ナナが次に何を言うのか注目しているクラスメイト達はあずきに気づかない。

その間に、あずきはどんどんナナとの距離を詰めていく。


そんな中、猫の姿に絶句している人間がいた。あずきを見ているのではない。

彼の視線は、心配しすぎて体がロッカーの外へ出てきてしまった白をとらえていた。

「お前…」

「わっ」

白は声をかけられ、慌ててロッカーを閉じた。

沈黙の中突然声を発した人物、羽山タカに注目が集まった。

クラスメイトの注目を逃れたナナは、力が抜けてへなへなと椅子に座り込む。

「ナナ!ナナ!」

「あずき?」


「どうしたんですか?羽山くん」

ナナは先生の声にビクリとしたが、ナナではなく教室の後ろの方にいる羽山タカに声をかけたらしい。その隙に、あずきはナナの机の横にかけてある袋に潜り込んだ。

「何してるの?あずき」

「心配で見にきたんだよ」

「大丈夫だって言ったのに」

「どこが大丈夫なんだい!」

あずきが少しだけ大きな声で叱責したので、ナナが慌ててしーっと指を立てて制する。


「えーと、ロッカーが開きっぱなしだったので閉めました」

先生に問い詰められたタカは何でもないように飄々と答えた。

「まったく、ちなみにこの答えはわかりますか?」

タカが授業を聞いていたのか怪しんだ先生は、今度はタカに問題の答えを聞いた。

ナナはあずきに答えを教えてもらっている途中だったので、タカが当てられたことに気づいてない。

「299です」

羽山が無表情で淡々と、ナナが自信満々で嬉しそうに、その問題に答えたのは同時だった。

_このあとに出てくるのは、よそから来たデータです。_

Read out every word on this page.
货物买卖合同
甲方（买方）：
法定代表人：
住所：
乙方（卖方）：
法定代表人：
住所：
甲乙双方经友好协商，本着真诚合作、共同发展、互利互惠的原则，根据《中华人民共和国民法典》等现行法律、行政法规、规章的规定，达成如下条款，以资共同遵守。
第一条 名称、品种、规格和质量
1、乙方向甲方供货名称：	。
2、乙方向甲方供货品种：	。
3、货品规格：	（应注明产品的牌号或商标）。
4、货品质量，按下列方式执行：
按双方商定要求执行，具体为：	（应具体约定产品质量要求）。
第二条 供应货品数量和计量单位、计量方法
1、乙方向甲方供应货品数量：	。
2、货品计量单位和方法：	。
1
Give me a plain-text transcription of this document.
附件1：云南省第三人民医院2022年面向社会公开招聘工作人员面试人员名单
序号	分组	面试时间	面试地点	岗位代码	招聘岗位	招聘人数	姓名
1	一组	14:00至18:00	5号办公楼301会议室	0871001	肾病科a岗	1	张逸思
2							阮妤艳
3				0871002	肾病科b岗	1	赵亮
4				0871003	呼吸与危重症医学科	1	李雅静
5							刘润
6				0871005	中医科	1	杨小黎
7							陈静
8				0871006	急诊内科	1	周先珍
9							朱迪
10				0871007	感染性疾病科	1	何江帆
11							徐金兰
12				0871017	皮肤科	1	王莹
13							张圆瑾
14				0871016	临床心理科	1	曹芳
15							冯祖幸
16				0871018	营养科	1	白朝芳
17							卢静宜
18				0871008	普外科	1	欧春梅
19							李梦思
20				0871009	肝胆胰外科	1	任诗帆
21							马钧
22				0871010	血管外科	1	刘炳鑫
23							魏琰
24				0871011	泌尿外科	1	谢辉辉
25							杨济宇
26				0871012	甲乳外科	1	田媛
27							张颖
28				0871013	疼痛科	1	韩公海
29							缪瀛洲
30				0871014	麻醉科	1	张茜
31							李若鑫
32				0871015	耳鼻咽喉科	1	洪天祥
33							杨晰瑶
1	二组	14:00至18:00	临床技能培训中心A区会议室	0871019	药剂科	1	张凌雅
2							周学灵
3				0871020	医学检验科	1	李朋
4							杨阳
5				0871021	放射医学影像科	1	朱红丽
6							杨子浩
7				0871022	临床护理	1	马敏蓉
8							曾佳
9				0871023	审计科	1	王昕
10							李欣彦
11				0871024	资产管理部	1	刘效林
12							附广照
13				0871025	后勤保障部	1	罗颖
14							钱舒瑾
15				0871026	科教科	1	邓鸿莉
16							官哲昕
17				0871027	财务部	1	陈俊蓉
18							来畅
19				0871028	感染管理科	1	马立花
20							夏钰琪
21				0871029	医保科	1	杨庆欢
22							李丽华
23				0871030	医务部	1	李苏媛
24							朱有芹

クラスメイト達がわき、二人は少し照れながら同時に席についた。


面白くないのは小西木だった。

「あいつ、ズルをしたんだ」

持っていた鉛筆のおしりをガジガジと噛む。

「勉強は誤魔化せても、運動が下手なのは誤魔化せないはずだ」

まだクラスメイト達が騒ぎ立てる教室で、小西木はひとり次の作戦を練っていた。


白はロッカーで爆発しそうな心臓を抑えていた。

「見られた。ナナ以外の人間に、オイラたちのことがバレちゃった」

白の心配をよそに、当のタカはムズムズする鼻を疑問に思いながら窓の外の晴れた空を見つめていた。